La baisse depuis de nombreuses années des exigences au primaire se répercute sur le CO (taux de prégymnalisation de 80 %, hétérogénéité). Cela  a été observé et analysé depuis une quinzaine d'années. "... nous on s'en fout , on est en G ..."  une publication du CRPP en 1995 expliquait cette dérive. Cette brochure de 122 pages contient les articles de plusieurs chercheurs.

Reprenant des observations et des analyses des trois services de recherche ( SRS, SRP, CRPP du DIP),  D. Bain publiait dans l'Educateur (n° spécial 2002) :  "Chronique d'une réforme annoncée : les avatars d'un tronc commun à Genève au XXe siècle".

Voici de larges extraits de la partie :

            " Ironie de l'histoire : l'évolution subreptice vers un tronc commun"

" ... des années 60 à la fin du siècle, la proportion d'élèves entrant en 7è latine-scientifique (LS) a presque doublé, atteignant 80% d'une cohorte. Cette filière, au départ prégymnasiale, est devenue de facto relativement hétérogène.

  ... cette évolution est en particulier la résultante des actions et réactions des principaux acteurs de la situation scolaire : enseignants, directions d'école, parents, élèves.

Une première explication réside dans une modification progressive de l'évaluation, plus précisément des barèmes utilisés par les maîtres de 6è primaire. Ceux-ci accordent plus facilement les notes 4, 5, 6 nécessaires en français et mathématiques pour entrer en 7è LS. Il est difficile de démontrer ici en détail un phénomène aussi complexe.

Cette tendance correspond notamment au refus de certains instituteurs et responsables primaires de jouer le rôle de sélectionneurs pour le CO; à une conception du rôle de l'évaluation chez les pédagogues qui peu à peu donnent la préférence à une fonction formative (vs certificative ou sélective); à une pression psychologique de certains parents (et peut-être de certains élèves) sur les maîtres de 6è dès que l'enfant reçoit une note médiocre (<4); et surtout à l'absence de procédure de modération ou de contrôle effective et efficace de l'évaluation pratiquées dans les classes primaires. Cette inflation des notes primaires rend compte d'une augmentation de 23% des effectifs de la filière LS entre 1967 et 1997.

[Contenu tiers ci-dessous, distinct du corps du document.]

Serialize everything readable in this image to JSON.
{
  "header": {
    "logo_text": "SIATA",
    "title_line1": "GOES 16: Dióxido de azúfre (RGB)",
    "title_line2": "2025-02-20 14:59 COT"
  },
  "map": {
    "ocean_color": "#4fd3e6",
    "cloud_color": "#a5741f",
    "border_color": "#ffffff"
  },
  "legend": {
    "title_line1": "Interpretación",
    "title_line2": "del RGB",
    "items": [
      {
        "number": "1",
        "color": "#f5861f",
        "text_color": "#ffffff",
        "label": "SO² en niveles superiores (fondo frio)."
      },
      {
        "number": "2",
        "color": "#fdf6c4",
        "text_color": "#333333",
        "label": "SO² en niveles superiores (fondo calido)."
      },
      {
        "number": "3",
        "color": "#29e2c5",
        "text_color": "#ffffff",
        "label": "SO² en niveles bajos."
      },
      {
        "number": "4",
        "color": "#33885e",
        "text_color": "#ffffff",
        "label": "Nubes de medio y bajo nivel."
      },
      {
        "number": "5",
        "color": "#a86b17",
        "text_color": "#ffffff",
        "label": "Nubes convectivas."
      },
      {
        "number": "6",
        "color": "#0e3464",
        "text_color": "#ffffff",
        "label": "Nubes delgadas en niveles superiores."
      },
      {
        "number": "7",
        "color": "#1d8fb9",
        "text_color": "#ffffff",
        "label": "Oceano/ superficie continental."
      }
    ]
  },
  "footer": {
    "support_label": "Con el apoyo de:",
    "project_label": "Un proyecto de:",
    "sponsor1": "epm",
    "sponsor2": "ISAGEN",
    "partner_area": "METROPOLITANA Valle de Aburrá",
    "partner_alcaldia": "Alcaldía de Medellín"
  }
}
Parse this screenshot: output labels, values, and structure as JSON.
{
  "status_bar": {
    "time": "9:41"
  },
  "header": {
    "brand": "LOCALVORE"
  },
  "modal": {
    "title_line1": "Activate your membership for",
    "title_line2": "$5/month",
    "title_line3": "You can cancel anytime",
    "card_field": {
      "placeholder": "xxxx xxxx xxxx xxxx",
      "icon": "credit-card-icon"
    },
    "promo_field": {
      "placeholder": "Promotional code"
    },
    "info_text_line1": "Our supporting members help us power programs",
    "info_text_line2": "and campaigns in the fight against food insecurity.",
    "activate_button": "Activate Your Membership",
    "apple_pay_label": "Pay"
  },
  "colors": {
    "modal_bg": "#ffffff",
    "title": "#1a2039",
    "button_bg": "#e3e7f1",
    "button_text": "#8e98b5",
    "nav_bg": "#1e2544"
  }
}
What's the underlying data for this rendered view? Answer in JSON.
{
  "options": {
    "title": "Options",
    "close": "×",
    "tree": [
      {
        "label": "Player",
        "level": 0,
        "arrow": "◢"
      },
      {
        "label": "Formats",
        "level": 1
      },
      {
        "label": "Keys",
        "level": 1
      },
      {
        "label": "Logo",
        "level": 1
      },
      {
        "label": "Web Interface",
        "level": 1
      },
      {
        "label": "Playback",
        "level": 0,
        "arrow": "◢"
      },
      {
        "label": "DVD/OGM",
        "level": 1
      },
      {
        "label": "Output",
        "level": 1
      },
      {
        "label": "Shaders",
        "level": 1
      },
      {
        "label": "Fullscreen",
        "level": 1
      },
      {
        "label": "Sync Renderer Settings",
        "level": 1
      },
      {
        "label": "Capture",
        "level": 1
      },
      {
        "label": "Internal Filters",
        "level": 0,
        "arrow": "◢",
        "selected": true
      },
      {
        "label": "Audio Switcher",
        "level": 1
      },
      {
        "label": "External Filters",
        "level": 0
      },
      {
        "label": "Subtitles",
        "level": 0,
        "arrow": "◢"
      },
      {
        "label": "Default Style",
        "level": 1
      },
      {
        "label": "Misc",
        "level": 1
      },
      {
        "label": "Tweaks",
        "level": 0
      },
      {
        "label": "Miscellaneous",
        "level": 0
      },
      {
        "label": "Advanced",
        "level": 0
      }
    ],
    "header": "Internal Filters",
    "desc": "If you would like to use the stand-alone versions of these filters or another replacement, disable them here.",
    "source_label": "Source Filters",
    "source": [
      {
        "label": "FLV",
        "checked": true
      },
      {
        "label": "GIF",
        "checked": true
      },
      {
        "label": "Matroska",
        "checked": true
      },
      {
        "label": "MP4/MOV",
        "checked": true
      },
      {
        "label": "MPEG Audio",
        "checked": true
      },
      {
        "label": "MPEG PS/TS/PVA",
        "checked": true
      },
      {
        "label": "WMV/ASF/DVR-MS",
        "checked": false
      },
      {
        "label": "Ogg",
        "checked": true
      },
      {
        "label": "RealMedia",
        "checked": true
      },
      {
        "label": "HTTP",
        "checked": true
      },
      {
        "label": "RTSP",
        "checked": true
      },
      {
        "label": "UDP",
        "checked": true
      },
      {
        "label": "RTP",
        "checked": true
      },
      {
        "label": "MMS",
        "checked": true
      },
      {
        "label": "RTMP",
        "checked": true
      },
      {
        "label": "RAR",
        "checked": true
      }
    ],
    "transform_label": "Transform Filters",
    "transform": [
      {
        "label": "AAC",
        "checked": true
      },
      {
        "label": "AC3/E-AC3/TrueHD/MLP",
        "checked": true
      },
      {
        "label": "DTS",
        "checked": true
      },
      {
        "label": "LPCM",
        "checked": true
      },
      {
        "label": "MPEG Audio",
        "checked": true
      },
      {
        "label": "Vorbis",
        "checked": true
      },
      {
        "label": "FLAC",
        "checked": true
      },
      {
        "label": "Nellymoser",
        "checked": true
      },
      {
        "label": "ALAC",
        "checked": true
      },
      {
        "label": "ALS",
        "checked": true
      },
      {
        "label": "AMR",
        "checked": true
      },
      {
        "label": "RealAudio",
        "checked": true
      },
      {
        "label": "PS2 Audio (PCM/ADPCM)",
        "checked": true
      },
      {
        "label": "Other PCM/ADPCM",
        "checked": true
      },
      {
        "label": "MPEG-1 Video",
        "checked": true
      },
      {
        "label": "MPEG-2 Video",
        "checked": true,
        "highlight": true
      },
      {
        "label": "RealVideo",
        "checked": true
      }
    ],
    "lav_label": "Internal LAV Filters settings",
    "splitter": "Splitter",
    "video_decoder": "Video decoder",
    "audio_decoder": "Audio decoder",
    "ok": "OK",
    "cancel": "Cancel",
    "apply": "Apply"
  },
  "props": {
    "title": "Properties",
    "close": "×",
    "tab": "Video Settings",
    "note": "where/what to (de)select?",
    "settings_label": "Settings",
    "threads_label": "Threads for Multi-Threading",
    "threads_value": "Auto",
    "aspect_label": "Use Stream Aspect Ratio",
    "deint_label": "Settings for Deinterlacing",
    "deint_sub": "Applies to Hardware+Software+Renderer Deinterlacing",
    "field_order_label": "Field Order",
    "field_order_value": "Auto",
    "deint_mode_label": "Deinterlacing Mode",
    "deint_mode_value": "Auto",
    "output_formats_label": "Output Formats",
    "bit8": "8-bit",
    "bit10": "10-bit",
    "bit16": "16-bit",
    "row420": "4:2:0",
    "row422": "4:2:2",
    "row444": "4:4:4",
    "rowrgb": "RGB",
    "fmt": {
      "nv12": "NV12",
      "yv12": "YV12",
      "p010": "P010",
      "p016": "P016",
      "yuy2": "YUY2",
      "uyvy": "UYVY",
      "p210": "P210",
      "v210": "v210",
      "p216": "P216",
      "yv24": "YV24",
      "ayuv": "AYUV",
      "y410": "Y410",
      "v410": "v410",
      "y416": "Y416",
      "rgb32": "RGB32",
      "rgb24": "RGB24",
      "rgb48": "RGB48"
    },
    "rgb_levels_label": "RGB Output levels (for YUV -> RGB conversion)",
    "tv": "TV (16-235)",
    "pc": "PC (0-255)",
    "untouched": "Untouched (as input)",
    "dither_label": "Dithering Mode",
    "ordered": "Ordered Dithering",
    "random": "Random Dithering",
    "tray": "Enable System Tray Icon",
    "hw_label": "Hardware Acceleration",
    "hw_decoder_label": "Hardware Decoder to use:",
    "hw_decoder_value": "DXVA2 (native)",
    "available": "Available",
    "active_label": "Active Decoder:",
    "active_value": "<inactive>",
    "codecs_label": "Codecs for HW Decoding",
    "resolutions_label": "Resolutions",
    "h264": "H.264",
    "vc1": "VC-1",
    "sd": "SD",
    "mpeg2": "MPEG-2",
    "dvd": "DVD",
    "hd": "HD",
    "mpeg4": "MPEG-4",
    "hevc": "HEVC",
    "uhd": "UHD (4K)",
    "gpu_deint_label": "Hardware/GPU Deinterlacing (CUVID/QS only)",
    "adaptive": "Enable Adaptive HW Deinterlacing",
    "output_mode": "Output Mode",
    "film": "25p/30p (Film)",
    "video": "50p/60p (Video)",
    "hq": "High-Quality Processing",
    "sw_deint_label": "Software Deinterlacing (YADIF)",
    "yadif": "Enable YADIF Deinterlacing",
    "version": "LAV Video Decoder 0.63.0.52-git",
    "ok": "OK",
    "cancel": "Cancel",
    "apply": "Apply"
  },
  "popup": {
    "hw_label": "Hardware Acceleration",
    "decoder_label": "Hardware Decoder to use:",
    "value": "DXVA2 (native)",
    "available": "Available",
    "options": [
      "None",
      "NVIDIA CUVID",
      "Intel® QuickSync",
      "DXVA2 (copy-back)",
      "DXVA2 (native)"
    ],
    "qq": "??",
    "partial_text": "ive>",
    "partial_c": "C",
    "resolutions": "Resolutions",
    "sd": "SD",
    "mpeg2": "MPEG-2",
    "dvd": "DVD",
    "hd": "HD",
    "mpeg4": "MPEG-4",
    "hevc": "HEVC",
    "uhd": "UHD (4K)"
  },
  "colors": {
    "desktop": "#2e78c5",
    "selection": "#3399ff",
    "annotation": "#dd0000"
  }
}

Une seconde origine de la progression des effectifs de 7è LS réside dans les pratiques d'orientation-sélection à la fois des directions d'établissements du CO et des familles.

 ... Ce second facteur (augmentation des dérogations et diminution des renonciations) explique ainsi une augmentation de 14%  de la filière prégymnasiale en 30 ans.

Peut-on alors parler de la mise en place subreptice d'un tronc commun partiel ?

Les statistiques décrivant les évolutions ci-dessus étaient connues des responsables, mais personne n'a jugé opportun d'intervenir : toute mesure correspondant à un durcissement des normes de passage en 7è aurait été certainement mal ressentie dans la population.
"

Ainsi la très forte augmentation de la pré-orientation gymnasiale au CO n'est pas due à une augmentation spectaculaire des capacités scolaire des élèves mais à une dérive laxiste générale. C'est sans doute ce que la population a perçu. Le 24 septembre 2006 elle l'exprimait en plébiscitant notre initiative.